Subsidising the video games industry
[This post is based on a provocation written for the Legal and Policy Games Jam at DiGRA2025]
Subsidies are important
In 2016, Matthew McCaffrey argued, in an article for GameDeveloper.com, that video games were not subsidised. His argument turned on whether or not what we might (and many do) call indirect subsidies such as tax breaks were morally equivalent to giving people money. States in general would seem to disagree with McCaffrey: typically tax reliefs are included in assessments of state subsidies, and where those measures are targeted, they’re referred to as specific subsidies or, in the EU, state aid.
The important question, though, is what those subsidies are doing. This is, in fact, a key issue in games policy at present. Behind the scenes of all the discussions about how awful the last couple of years have been for the industry, and the fact that the industry is contracting in various ways, lies the matter of subsidies. Changes to support schemes can make or break local games economies, especially when they are already precarious.
Subsidies are central to the games economy
Relief under the UK’s video game tax scheme, introduced in 2014, had totalled almost £1.5 billion by September 2024, much of which seems to have gone to Rockstar. In its current incarnation, the Video Games Expenditure Credit provides relief at a rate of 34% on up to 80% of your UK-based expenditure.
Subsidy schemes typically include qualifying criteria. Schemes in Europe generally require a game to pass a ‘cultural test’, and to ensure these tests are suitably selective, sample data is produced to show what proportion of games are likely to pass in any given year.
For the UK, 2013 paperwork showed this figure would be somewhere between 25 and 27%: so around a quarter of games made in the UK each year are eligible for (and apparently receive) tax relief on account of their ‘Britishness’. In France, used as the benchmark for assessing the UK relief, relief was granted to 30% of games, indicated by the European Commission as “guaranteeing that the content of video games eligible for the tax relief is truly cultural”.
Subsidies are vulnerable
So, a 34% relief on 25% – or even 30% – of games made in your country. This is a clear vote of confidence in the industry but also 1) quite expensive and 2) in policy terms, a risk. Public money is increasingly tight, and many politicians are campaigning on measures that will further reduce tax income from other sources. As a consequence, nations’ ability to sustain subsidy schemes is threatened.

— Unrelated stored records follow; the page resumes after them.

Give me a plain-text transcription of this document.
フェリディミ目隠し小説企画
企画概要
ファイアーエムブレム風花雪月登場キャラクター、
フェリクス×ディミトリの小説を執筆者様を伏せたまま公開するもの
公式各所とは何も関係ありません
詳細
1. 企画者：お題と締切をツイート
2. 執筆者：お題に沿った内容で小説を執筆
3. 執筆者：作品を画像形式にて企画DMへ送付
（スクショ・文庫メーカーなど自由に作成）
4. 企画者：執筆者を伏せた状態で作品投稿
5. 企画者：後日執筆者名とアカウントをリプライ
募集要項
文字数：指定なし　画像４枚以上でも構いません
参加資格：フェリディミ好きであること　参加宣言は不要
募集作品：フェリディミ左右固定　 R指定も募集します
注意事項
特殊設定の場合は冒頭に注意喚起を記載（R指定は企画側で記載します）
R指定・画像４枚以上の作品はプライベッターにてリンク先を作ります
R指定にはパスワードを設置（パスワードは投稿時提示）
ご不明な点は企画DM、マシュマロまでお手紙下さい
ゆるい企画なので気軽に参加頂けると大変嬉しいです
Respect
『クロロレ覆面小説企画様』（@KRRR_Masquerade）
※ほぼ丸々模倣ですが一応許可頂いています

In Canada, Quebec’s games industry tax breaks were described in 2007 as “‘insane’ and unsustainable” by one major Canadian developer – and the UK considered an intervention with the World Trade Organisation (WTO) in 2008/9 before finding that there are no grounds for such a complaint: “no rules on subsidies exist under the WTO General Agreement on Trade in Services” (GATS). Yet in 2025, Canadian provinces are retreating from subsidies for games: Quebec has announced a 10% reduction in support rate and Alberta has scrapped plans to revive a games tax credit there.
These schemes were a major driver for the introduction of European tax reliefs for games from 2008 onwards. In fact, schemes in Europe are now increasing in number, and potentially also in intensity, a process described as a “regional arms race” by one consultancy firm. To meet rising costs, games trade associations are also asking for subsidy increases. For example, in the UK, industry body TIGA is calling for increased tax relief for independent games, in line with the new Independent Film Tax Credit.
If the British Film Institute thought defining British games was a challenge, they’ll love trying to define indie games…
And there’s also another vulnerability to these subsidies, which comes back to the WTO. As noted, there is no specific provision against subsidy in GATS, but that doesn’t prevent you from including subsidy provisions in trade agreements – and we’ve heard a lot more than usual about those in recent years. Europe has long relied on a so-called ‘cultural exception’, a refusal to bring culture into discussions about trade agreements, a position that today rests on the 2005 UNESCO Convention on the Protection and Promotion of the Diversity of Cultural Expressions.
But with trade policy increasingly disrupted, and pressure rising to do deals, culture may wind up on the table. Indeed, people were terrified this would be the case last year, during negotiations around the Joint Initiative on E-Commerce. One MEP expressed the concern that:
… according to information brought to our attention, the Commission is considering not asking for an exemption for audiovisual services in the ongoing negotiations.
This time, it was a false alarm, and the status quo was maintained. But the games industry has become dependent on subsidies, and is shrinking even with substantial subsidy regimes in place. The question, then, is what should we do about that?